Additionally, RRSPs can be accessed through most financial institutions. You are also allowed to hold a wide diversity of investments including bonds, GICs, stocks, investments, etc.

Benefits of holds GICs in RRSPs

Here are some key benefits of holding GICs in RRSPs:

  • It decreases the amount of income tax you pay. You can deduct a maximum of 18% from your taxable income, allowing you to save a significant amount of money.
  • Unlike other forms of investments that are unsecure and dependent on the stock market, RRSP GIC gives you a fixed amount of interest over a specific time period. This ensures you can determine your return even prior making an investment.
  • With GIC, your principal will always be guaranteed; this makes it a comparatively safer form of investment.
  • As long as it’s in the RRSP account, your money can grow tax-free. You only pay tax on the money that has been withdrawn from the RRSP account.

GIC in RESPs

Most first-time investors are not aware of the fact that they can purchase GICs in both registered and non-registered accounts. Some tax-sheltered government accounts include TFSAs, RDSPs, RRSPs, and (RESPs), registered education savings plans. Take a look at how you can use RESPs to save money for your child’s education.

What are RESPs?GIC Rates

RESPs are saving accounts that have been approved by the government for post-secondary education. Most parents typically open this account in anticipation of their child’s future. There is no annual limit to RESPs opened since 2007; however, there is a lifetime contribution limit of $50,000. While the federal government along with some provincial governments offer grants to enhance RESP contributions, these do not include the limit, making it a safer option if you want to send your kid off to college.

RESPs can remain open for maximum 35 years.

Benefits of holding GICs in RESPs

Some major benefits include:

  • You can rest assured the principal will be returned to you because it’s in a GIC, making it a safer investment option.
  • Similar to holding GICs in TFSAs and RRSPs, with RESPs, your income is not taxed. The tax is payable by the receiver of the RESP if he or she received money for educational expenses. Since most students have little or no income, the tax may only be nominal.

                                                                                    

GICs in TFSAs

TFSA is a tax-free saving account that is registered by the government. Take a look at how TFSA-eligible GICs works and how you can use it to your benefit:

What are TFSAs?

TFSAs were introduced by the Federal government in 2009 to help Canadians withdraw and grow their savings tax-free. At first, citizens could only contribute to $5,000 per year however; the annual contribution has now been increased to $5,500 per year in 2013.

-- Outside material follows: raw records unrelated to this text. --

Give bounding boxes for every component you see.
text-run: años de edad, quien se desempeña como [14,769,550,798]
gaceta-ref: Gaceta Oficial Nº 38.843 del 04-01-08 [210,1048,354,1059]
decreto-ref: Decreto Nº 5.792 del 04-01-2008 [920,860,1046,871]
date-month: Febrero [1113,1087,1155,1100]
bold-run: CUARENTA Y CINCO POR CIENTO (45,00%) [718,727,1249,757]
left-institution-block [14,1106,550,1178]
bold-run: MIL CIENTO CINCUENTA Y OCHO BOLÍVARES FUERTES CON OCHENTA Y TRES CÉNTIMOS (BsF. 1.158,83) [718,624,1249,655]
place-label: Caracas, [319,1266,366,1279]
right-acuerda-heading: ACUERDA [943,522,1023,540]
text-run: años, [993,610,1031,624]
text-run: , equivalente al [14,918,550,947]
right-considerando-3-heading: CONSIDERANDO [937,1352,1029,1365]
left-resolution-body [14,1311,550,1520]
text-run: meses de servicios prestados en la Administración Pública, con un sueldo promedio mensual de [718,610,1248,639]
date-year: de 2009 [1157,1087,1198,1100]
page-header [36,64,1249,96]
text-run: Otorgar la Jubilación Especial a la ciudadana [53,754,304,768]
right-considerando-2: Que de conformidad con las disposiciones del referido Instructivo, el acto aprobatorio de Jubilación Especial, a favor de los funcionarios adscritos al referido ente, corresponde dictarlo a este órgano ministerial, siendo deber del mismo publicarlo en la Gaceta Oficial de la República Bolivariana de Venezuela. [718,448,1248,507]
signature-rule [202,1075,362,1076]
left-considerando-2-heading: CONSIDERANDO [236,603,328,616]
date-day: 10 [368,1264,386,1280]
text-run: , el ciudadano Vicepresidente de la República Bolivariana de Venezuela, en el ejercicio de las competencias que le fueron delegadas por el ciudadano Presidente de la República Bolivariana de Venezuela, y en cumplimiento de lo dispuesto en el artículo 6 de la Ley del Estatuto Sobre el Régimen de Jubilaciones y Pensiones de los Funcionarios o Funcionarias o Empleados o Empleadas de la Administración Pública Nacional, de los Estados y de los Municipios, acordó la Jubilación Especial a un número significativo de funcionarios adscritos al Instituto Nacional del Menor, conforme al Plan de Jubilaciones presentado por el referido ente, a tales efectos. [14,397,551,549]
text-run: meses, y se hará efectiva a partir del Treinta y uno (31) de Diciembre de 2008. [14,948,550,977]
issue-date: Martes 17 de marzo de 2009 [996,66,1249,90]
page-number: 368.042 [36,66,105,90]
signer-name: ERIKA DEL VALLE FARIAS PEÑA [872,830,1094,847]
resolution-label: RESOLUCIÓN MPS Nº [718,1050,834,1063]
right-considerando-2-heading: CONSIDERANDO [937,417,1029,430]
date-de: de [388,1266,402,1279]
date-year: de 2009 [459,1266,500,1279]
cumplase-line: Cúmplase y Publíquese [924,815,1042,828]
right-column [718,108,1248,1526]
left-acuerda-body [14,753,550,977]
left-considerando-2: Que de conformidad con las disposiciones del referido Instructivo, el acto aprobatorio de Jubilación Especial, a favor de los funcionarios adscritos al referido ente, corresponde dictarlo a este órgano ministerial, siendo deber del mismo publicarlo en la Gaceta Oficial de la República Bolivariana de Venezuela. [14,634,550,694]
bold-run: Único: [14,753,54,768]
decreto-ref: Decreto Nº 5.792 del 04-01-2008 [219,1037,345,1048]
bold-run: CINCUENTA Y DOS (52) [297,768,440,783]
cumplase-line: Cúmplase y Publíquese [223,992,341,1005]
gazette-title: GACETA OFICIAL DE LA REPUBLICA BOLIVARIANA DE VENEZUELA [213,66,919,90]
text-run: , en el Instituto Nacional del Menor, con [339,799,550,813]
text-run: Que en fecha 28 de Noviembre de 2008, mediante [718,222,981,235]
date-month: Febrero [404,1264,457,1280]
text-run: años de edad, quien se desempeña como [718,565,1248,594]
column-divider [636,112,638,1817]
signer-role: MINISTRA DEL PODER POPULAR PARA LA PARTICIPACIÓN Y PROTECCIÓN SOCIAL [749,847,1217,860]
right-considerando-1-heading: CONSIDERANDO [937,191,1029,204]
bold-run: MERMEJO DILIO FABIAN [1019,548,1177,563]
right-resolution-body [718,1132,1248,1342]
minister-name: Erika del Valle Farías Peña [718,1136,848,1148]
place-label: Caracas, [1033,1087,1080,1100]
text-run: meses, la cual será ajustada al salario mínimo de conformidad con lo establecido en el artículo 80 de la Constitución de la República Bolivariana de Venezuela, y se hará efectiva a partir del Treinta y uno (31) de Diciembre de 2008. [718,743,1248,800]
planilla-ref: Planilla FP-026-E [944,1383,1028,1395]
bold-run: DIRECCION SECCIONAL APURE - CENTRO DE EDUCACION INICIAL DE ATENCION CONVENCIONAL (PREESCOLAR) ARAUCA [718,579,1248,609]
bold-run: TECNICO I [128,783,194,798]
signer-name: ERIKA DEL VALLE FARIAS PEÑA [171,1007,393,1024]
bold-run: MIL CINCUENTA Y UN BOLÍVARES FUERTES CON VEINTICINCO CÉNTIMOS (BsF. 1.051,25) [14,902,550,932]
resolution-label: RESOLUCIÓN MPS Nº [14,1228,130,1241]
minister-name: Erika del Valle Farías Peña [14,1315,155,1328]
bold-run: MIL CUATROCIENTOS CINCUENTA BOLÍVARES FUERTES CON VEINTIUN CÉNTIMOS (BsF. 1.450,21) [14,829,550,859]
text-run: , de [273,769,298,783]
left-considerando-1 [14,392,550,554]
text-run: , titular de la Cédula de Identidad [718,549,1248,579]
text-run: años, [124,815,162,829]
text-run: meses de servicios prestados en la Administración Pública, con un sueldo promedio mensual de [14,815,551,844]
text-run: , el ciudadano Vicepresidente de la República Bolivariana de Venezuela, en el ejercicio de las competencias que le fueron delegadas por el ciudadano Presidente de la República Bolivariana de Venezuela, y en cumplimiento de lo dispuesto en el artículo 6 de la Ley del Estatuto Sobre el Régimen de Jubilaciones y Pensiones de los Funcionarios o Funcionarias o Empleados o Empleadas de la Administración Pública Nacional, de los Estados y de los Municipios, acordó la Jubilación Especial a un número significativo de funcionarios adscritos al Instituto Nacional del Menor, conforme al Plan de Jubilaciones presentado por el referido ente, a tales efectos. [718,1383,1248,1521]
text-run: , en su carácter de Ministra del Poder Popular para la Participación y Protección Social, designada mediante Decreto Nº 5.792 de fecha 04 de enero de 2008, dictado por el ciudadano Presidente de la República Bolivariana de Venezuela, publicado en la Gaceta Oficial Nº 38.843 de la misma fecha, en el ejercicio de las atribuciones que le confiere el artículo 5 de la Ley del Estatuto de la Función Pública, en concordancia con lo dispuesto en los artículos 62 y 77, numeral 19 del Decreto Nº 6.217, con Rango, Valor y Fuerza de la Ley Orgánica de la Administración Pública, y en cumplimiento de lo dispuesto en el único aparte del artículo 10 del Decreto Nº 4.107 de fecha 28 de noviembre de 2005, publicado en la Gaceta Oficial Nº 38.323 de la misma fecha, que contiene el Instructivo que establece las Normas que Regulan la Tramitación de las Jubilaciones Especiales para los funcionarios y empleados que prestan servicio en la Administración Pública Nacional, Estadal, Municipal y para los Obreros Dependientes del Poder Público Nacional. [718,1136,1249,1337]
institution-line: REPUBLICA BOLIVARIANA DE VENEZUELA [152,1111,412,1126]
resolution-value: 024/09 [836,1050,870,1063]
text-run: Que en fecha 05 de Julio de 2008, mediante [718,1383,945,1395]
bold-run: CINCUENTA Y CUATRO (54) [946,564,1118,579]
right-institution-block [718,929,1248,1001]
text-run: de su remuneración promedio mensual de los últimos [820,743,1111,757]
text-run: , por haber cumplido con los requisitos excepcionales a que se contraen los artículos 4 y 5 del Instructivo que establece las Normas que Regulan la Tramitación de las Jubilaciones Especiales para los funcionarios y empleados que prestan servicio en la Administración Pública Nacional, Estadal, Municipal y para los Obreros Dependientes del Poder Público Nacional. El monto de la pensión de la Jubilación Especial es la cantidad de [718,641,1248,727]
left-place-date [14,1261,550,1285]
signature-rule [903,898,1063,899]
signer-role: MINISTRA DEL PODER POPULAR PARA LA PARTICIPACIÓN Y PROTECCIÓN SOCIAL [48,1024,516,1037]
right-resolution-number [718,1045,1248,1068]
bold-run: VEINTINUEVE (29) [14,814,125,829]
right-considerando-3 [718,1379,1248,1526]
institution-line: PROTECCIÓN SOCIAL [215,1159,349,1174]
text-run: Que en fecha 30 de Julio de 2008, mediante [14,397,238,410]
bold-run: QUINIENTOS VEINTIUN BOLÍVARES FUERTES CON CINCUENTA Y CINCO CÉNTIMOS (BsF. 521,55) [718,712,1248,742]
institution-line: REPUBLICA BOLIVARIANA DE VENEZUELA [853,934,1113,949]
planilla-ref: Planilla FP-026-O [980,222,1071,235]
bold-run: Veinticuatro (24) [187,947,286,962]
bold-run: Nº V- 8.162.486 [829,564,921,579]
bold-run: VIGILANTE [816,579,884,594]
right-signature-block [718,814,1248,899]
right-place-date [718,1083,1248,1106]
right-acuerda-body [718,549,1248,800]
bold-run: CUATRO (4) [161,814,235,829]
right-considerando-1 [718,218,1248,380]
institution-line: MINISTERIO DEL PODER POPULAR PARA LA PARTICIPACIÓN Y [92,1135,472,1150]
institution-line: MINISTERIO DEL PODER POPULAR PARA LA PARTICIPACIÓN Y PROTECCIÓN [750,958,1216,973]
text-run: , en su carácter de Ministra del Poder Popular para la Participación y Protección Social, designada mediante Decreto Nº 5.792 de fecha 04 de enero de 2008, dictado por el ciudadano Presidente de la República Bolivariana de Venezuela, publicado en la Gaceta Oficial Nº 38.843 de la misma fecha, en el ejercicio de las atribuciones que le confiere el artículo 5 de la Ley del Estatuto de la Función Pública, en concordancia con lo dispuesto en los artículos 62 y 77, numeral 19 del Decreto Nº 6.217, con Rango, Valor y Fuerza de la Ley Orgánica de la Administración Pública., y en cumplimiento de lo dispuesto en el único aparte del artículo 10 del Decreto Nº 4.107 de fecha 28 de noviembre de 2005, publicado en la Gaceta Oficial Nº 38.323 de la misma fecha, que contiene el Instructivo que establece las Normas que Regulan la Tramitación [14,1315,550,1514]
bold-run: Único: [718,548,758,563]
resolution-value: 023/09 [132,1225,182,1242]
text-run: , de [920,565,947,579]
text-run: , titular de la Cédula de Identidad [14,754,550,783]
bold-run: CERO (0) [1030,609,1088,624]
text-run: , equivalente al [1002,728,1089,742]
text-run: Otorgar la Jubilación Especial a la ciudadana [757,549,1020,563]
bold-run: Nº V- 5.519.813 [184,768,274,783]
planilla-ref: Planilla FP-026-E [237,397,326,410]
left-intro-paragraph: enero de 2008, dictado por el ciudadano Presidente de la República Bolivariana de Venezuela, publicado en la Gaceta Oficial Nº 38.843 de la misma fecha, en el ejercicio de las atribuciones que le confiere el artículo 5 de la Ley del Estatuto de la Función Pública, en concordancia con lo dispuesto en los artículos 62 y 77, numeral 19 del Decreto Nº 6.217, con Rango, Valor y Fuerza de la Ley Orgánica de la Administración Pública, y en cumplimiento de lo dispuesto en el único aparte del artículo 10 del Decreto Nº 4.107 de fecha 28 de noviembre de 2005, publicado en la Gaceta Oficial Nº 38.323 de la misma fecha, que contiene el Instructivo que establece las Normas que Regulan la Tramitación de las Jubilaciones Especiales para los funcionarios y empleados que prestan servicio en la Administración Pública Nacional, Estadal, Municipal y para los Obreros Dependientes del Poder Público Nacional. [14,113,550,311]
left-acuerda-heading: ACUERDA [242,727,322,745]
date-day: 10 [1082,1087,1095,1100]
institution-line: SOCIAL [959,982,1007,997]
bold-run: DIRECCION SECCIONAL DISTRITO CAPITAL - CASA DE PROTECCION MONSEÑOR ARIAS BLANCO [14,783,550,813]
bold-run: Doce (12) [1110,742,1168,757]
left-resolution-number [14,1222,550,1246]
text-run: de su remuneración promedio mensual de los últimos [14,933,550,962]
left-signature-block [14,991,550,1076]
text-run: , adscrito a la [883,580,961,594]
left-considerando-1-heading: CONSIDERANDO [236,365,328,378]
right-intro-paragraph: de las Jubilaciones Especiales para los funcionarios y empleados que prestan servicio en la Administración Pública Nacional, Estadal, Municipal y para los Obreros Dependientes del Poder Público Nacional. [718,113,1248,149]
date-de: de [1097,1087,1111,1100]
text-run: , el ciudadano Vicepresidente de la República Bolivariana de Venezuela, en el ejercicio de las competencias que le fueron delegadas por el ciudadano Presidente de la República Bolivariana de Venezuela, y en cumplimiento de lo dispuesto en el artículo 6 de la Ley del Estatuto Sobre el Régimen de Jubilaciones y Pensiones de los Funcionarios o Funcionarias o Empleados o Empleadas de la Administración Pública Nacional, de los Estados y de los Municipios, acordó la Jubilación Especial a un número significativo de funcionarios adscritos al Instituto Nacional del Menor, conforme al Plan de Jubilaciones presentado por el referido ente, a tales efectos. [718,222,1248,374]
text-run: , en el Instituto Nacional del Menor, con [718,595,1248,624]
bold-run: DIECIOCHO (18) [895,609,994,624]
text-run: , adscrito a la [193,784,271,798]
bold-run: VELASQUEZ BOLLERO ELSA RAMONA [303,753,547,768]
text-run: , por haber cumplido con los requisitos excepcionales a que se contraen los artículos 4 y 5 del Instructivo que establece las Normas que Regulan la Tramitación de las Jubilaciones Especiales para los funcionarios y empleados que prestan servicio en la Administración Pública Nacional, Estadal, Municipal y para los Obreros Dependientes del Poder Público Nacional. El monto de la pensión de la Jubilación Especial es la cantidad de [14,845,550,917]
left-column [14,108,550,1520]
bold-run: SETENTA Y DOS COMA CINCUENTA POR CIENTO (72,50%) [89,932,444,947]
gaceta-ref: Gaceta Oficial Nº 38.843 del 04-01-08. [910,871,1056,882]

Benefits of holding GICs in TFSAs

Like GICs in RRSPs, contributions are non-tax-deductible. Here are a few major benefits of holding GICs in TFSAs:

  • Since both your capital gains and interest are tax-free your savings are allowed to grow tax-free.
  • Unlike RRSP, in TFSAs, your withdrawals are also tax-free. This allows you to save more.
  • Like other GIC options, your principal is guaranteed. This makes TFSAs a good option as your principal will also be returned to you.